È tornato a parlare anche Matteo Salvini: «Avanti di questo passo nessun referendum raggiungerà mai il quorum, una riflessione sul quorum va fatta. Il referendum è stata una grande occasione, mi spiace che qualcuno a sinistra esulti, che qualcuno goda della non partecipazione al voto mi sembra miope perché avere una giustizia non miope conviene anche ai sindaci del Pd». Che si debba ripensare il quorum lo sostiene anche Riccardo Magi, presidente di +Europa, «se no i referendum continueranno a fallire, perché vincerà sempre il partito del non voto». Per il ministro per i rapporti con il Parlamento, Federico D’Incà, «tutte le forze politiche hanno l’obbligo di portare avanti una riflessione profonda sui motivi che determinano l’astensionismo di protesta e quello dovuto alla disaffezione così come è necessario fare una profonda analisi sull’utilizzo degli strumenti referendari. Ci sono ragioni culturali e politiche ineludibili che vanno affrontate ora, accanto all’impegno per rimuovere tutti gli ostacoli che impediscono una piena partecipazione».
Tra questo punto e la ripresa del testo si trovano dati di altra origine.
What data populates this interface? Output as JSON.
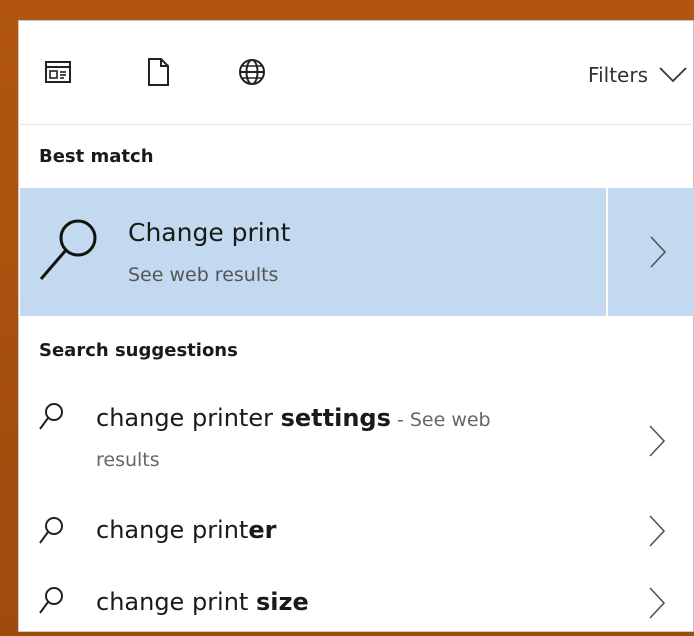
{
  "toolbar": {
    "filters_label": "Filters",
    "icons": [
      "apps-icon",
      "documents-icon",
      "web-icon",
      "chevron-down-icon"
    ]
  },
  "best_match": {
    "section_label": "Best match",
    "title": "Change print",
    "subtitle": "See web results"
  },
  "suggestions": {
    "section_label": "Search suggestions",
    "items": [
      {
        "prefix": "change print",
        "rest_plain": "er ",
        "bold": "settings",
        "hint": " - See web",
        "hint2": "results"
      },
      {
        "prefix": "change print",
        "bold": "er"
      },
      {
        "prefix": "change print ",
        "bold": "size"
      }
    ]
  },
  "colors": {
    "frame": "#a8500e",
    "highlight": "#c2d9ef",
    "text": "#1a1a1a"
  }
}
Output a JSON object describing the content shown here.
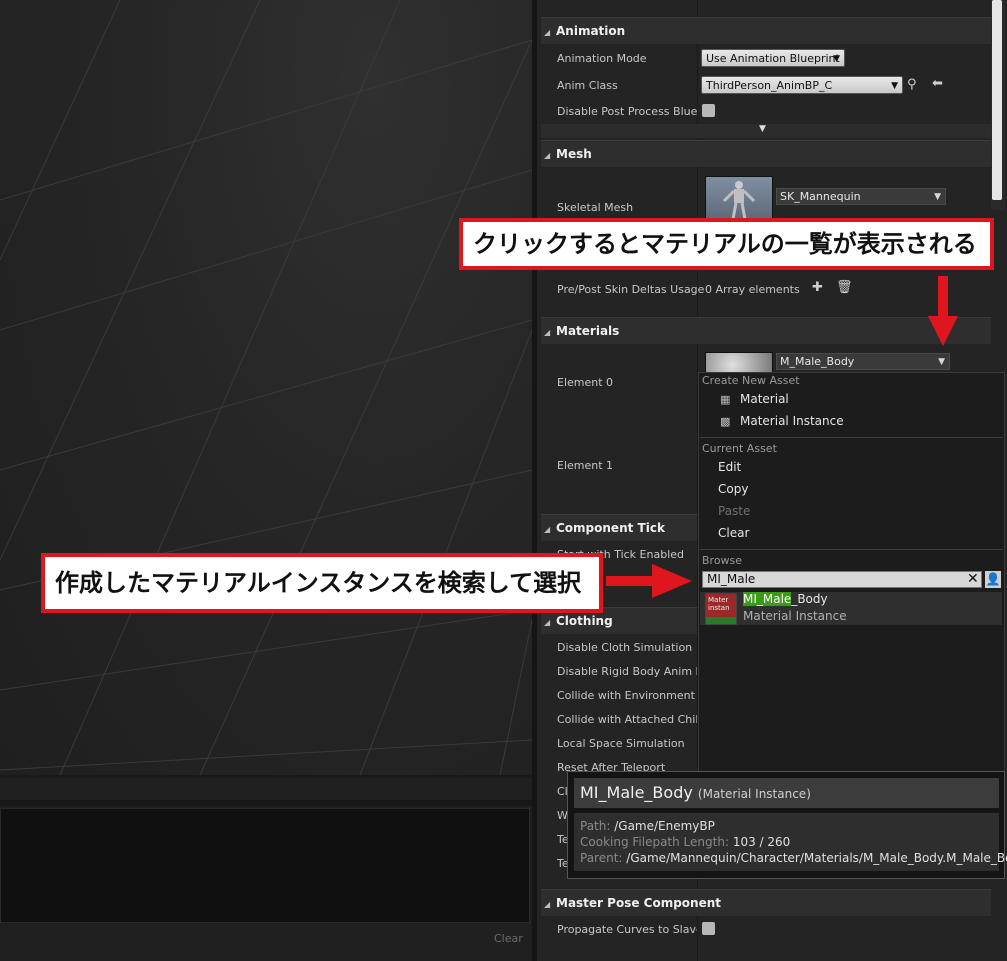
{
  "viewport": {
    "clear_label": "Clear"
  },
  "details": {
    "animation": {
      "header": "Animation",
      "anim_mode_label": "Animation Mode",
      "anim_mode_value": "Use Animation Blueprint",
      "anim_class_label": "Anim Class",
      "anim_class_value": "ThirdPerson_AnimBP_C",
      "disable_pp_label": "Disable Post Process Blueprint"
    },
    "mesh": {
      "header": "Mesh",
      "skeletal_mesh_label": "Skeletal Mesh",
      "skeletal_mesh_value": "SK_Mannequin",
      "skin_deltas_label": "Pre/Post Skin Deltas Usage",
      "skin_deltas_value": "0 Array elements"
    },
    "materials": {
      "header": "Materials",
      "element0_label": "Element 0",
      "element0_value": "M_Male_Body",
      "element1_label": "Element 1"
    },
    "component_tick": {
      "header": "Component Tick",
      "start_tick_label": "Start with Tick Enabled"
    },
    "clothing": {
      "header": "Clothing",
      "rows": [
        "Disable Cloth Simulation",
        "Disable Rigid Body Anim Node",
        "Collide with Environment",
        "Collide with Attached Children",
        "Local Space Simulation",
        "Reset After Teleport",
        "Cl",
        "W",
        "Te",
        "Te"
      ]
    },
    "master_pose": {
      "header": "Master Pose Component",
      "propagate_label": "Propagate Curves to Slaves"
    }
  },
  "menu": {
    "create_header": "Create New Asset",
    "create_items": [
      "Material",
      "Material Instance"
    ],
    "current_header": "Current Asset",
    "current_items": [
      "Edit",
      "Copy",
      "Paste",
      "Clear"
    ],
    "browse_header": "Browse",
    "search_value": "MI_Male",
    "result_match": "MI_Male",
    "result_rest": "_Body",
    "result_type": "Material Instance",
    "result_thumb_text": "Mater instan"
  },
  "tooltip": {
    "name": "MI_Male_Body",
    "kind": "(Material Instance)",
    "path_label": "Path:",
    "path_value": "/Game/EnemyBP",
    "cook_label": "Cooking Filepath Length:",
    "cook_value": "103 / 260",
    "parent_label": "Parent:",
    "parent_value": "/Game/Mannequin/Character/Materials/M_Male_Body.M_Male_Body"
  },
  "annotations": {
    "top": "クリックするとマテリアルの一覧が表示される",
    "left": "作成したマテリアルインスタンスを検索して選択"
  },
  "colors": {
    "accent_red": "#e0161f",
    "highlight_green": "#3b9a18"
  }
}
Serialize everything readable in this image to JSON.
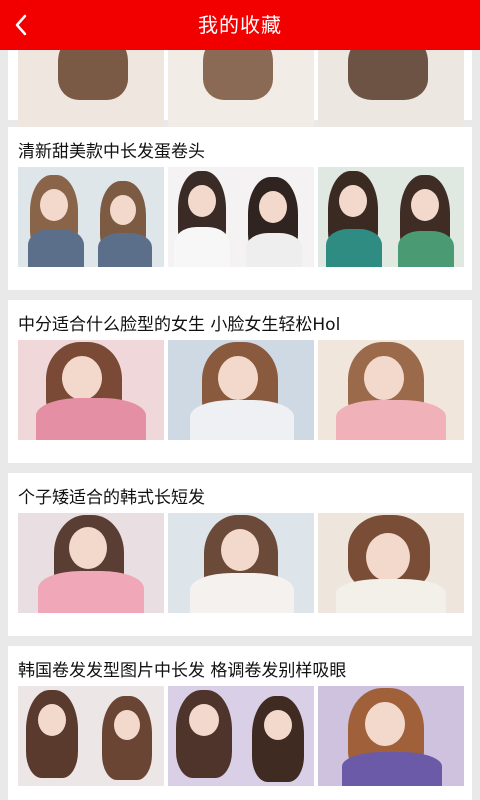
{
  "header": {
    "title": "我的收藏",
    "back_icon": "chevron-left-icon",
    "bg_color": "#f20000"
  },
  "favorites": [
    {
      "title": "",
      "thumbs": [
        "photo-1",
        "photo-2",
        "photo-3"
      ]
    },
    {
      "title": "清新甜美款中长发蛋卷头",
      "thumbs": [
        "photo-1",
        "photo-2",
        "photo-3"
      ]
    },
    {
      "title": "中分适合什么脸型的女生 小脸女生轻松Hol",
      "thumbs": [
        "photo-1",
        "photo-2",
        "photo-3"
      ]
    },
    {
      "title": "个子矮适合的韩式长短发",
      "thumbs": [
        "photo-1",
        "photo-2",
        "photo-3"
      ]
    },
    {
      "title": "韩国卷发发型图片中长发 格调卷发别样吸眼",
      "thumbs": [
        "photo-1",
        "photo-2",
        "photo-3"
      ]
    }
  ]
}
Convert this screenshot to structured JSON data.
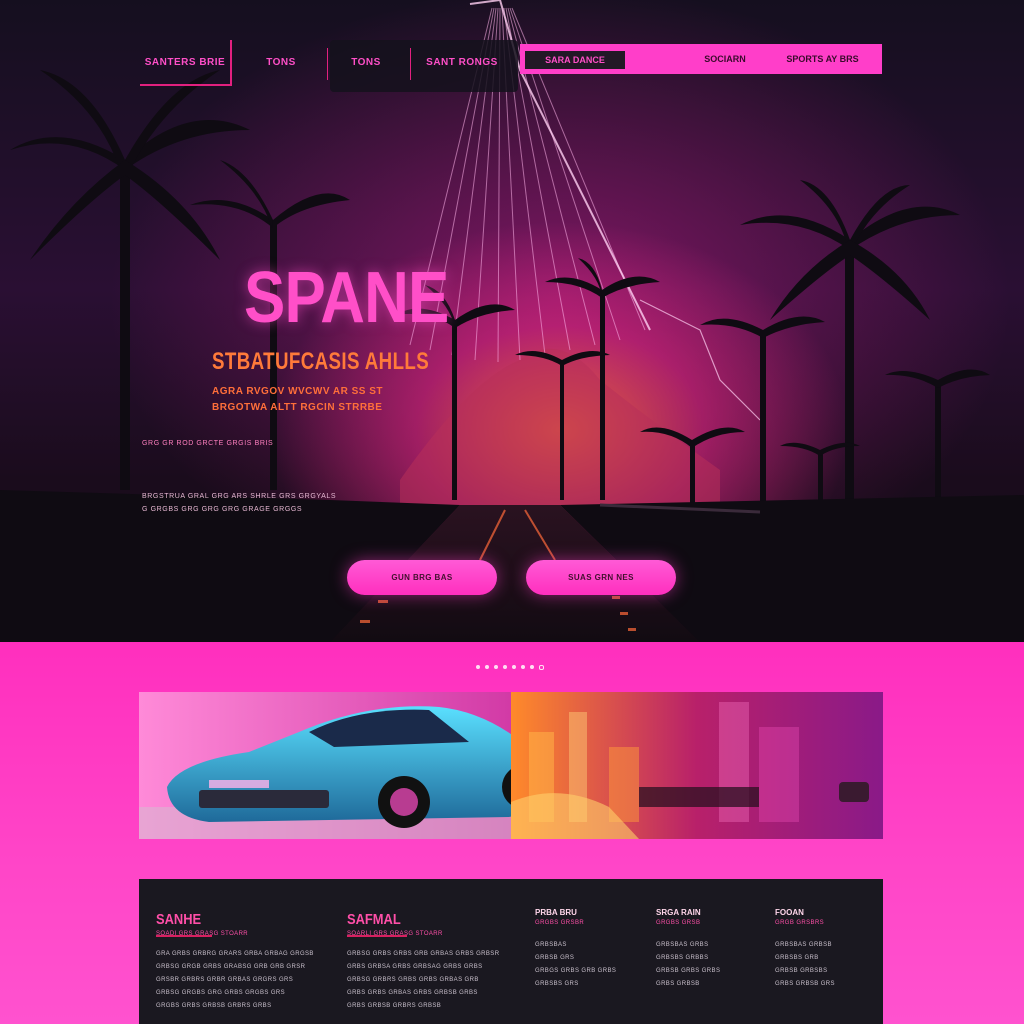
{
  "nav": {
    "brand": "SANTERS BRIE",
    "items": [
      "TONS",
      "TONS",
      "SANT RONGS"
    ],
    "pink_tab": "SARA DANCE",
    "pink_items": [
      "SOCIARN",
      "SPORTS AY BRS"
    ]
  },
  "hero": {
    "title": "SPANE",
    "subtitle": "STBATUFCASIS AHLLS",
    "lines": [
      "AGRA RVGOV WVCWV AR SS ST",
      "BRGOTWA ALTT RGCIN STRRBE"
    ],
    "small_line": "GRG GR ROD GRCTE GRGIS BRIS",
    "paragraph": [
      "BRGSTRUA GRAL GRG ARS SHRLE GRS GRGYALS",
      "G GRGBS GRG GRG GRG GRAGE GRGGS"
    ],
    "buttons": [
      "GUN BRG BAS",
      "SUAS GRN NES"
    ]
  },
  "carousel": {
    "dots": 8,
    "active": 7
  },
  "footer": {
    "columns": [
      {
        "title": "SANHE",
        "caption": "SOADI GRS GRASG STOARR",
        "lines": [
          "GRA GRBS GRBRG GRARS GRBA GRBAG GRGSB",
          "GRBSG GRGB GRBS GRABSG GRB GRB GRSR",
          "GRSBR GRBRS GRBR GRBAS GRGRS GRS",
          "GRBSG GRGBS GRG GRBS GRGBS GRS",
          "GRGBS GRBS GRBSB GRBRS GRBS"
        ]
      },
      {
        "title": "SAFMAL",
        "caption": "SOARLI GRS GRASG STOARR",
        "lines": [
          "GRBSG GRBS GRBS GRB GRBAS GRBS GRBSR",
          "GRBS GRBSA GRBS GRBSAG GRBS GRBS",
          "GRBSG GRBRS GRBS GRBS GRBAS GRB",
          "GRBS GRBS GRBAS GRBS GRBSB GRBS",
          "GRBS GRBSB GRBRS GRBSB"
        ]
      },
      {
        "title": "PRBA BRU",
        "caption": "GRGBS GRSBR",
        "lines": [
          "GRBSBAS",
          "GRBSB GRS",
          "GRBGS GRBS GRB GRBS",
          "GRBSBS GRS"
        ]
      },
      {
        "title": "SRGA RAIN",
        "caption": "GRGBS GRSB",
        "lines": [
          "GRBSBAS GRBS",
          "GRBSBS GRBBS",
          "GRBSB GRBS GRBS",
          "GRBS GRBSB"
        ]
      },
      {
        "title": "FOOAN",
        "caption": "GRGB GRSBRS",
        "lines": [
          "GRBSBAS GRBSB",
          "GRBSBS GRB",
          "GRBSB GRBSBS",
          "GRBS GRBSB GRS"
        ]
      }
    ]
  },
  "colors": {
    "accent_pink": "#ff3ec9",
    "accent_orange": "#ff7a3a",
    "dark": "#1a1820"
  }
}
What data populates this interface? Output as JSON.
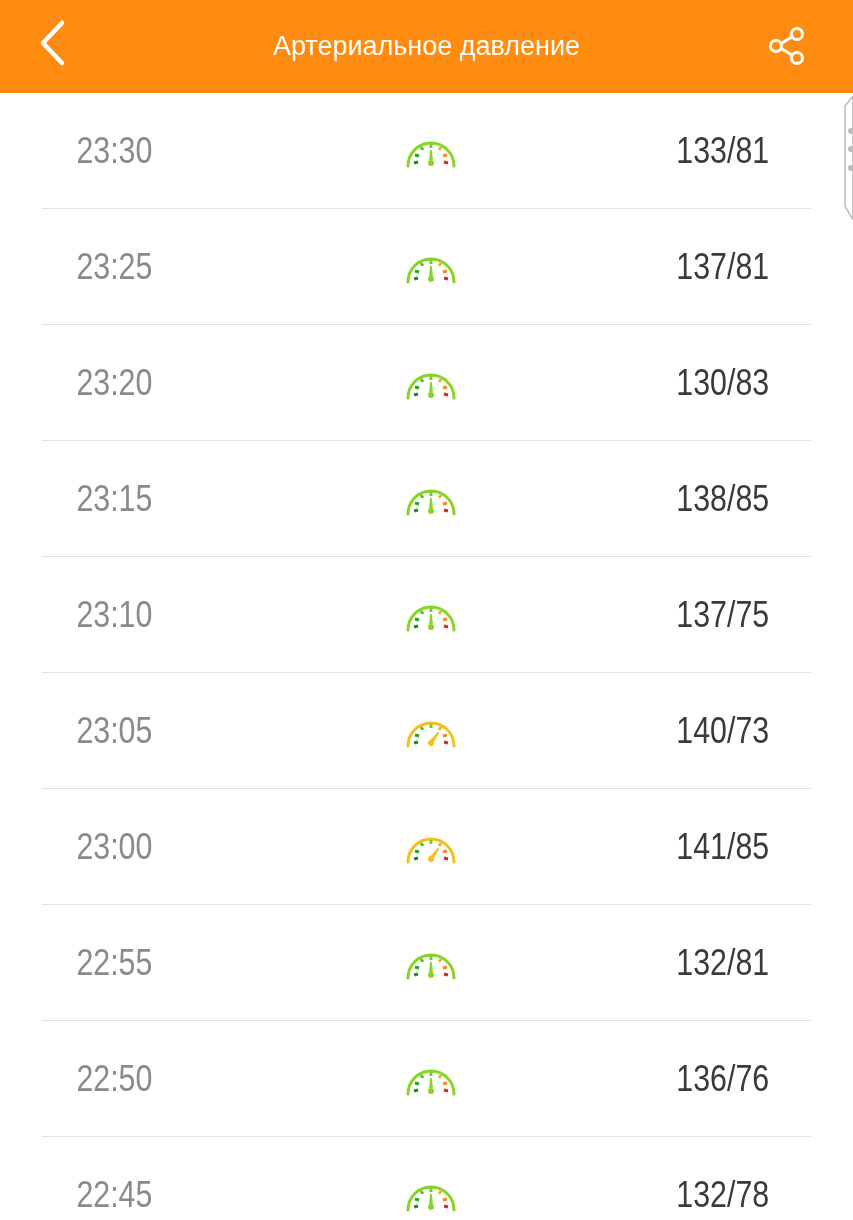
{
  "header": {
    "title": "Артериальное давление"
  },
  "rows": [
    {
      "time": "23:30",
      "kind": "normal",
      "value": "133/81"
    },
    {
      "time": "23:25",
      "kind": "normal",
      "value": "137/81"
    },
    {
      "time": "23:20",
      "kind": "normal",
      "value": "130/83"
    },
    {
      "time": "23:15",
      "kind": "normal",
      "value": "138/85"
    },
    {
      "time": "23:10",
      "kind": "normal",
      "value": "137/75"
    },
    {
      "time": "23:05",
      "kind": "elevated",
      "value": "140/73"
    },
    {
      "time": "23:00",
      "kind": "elevated",
      "value": "141/85"
    },
    {
      "time": "22:55",
      "kind": "normal",
      "value": "132/81"
    },
    {
      "time": "22:50",
      "kind": "normal",
      "value": "136/76"
    },
    {
      "time": "22:45",
      "kind": "normal",
      "value": "132/78"
    }
  ]
}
Mentre per il sottosegretario alla Giustizia Francesco Paolo Sisto: «Il mancato voto non significa voto contrario. E bisogna avere sempre grande rispetto per la democrazia diretta, che è il contrappeso della democrazia parlamentare. Inevitabilmente ora dobbiamo portare a termine la riforma dell’ordinamento giudiziario, prendendo atto che, comunque, vi è stato uno stimolo chiaro al recupero e alla difesa dei valori costituzionali».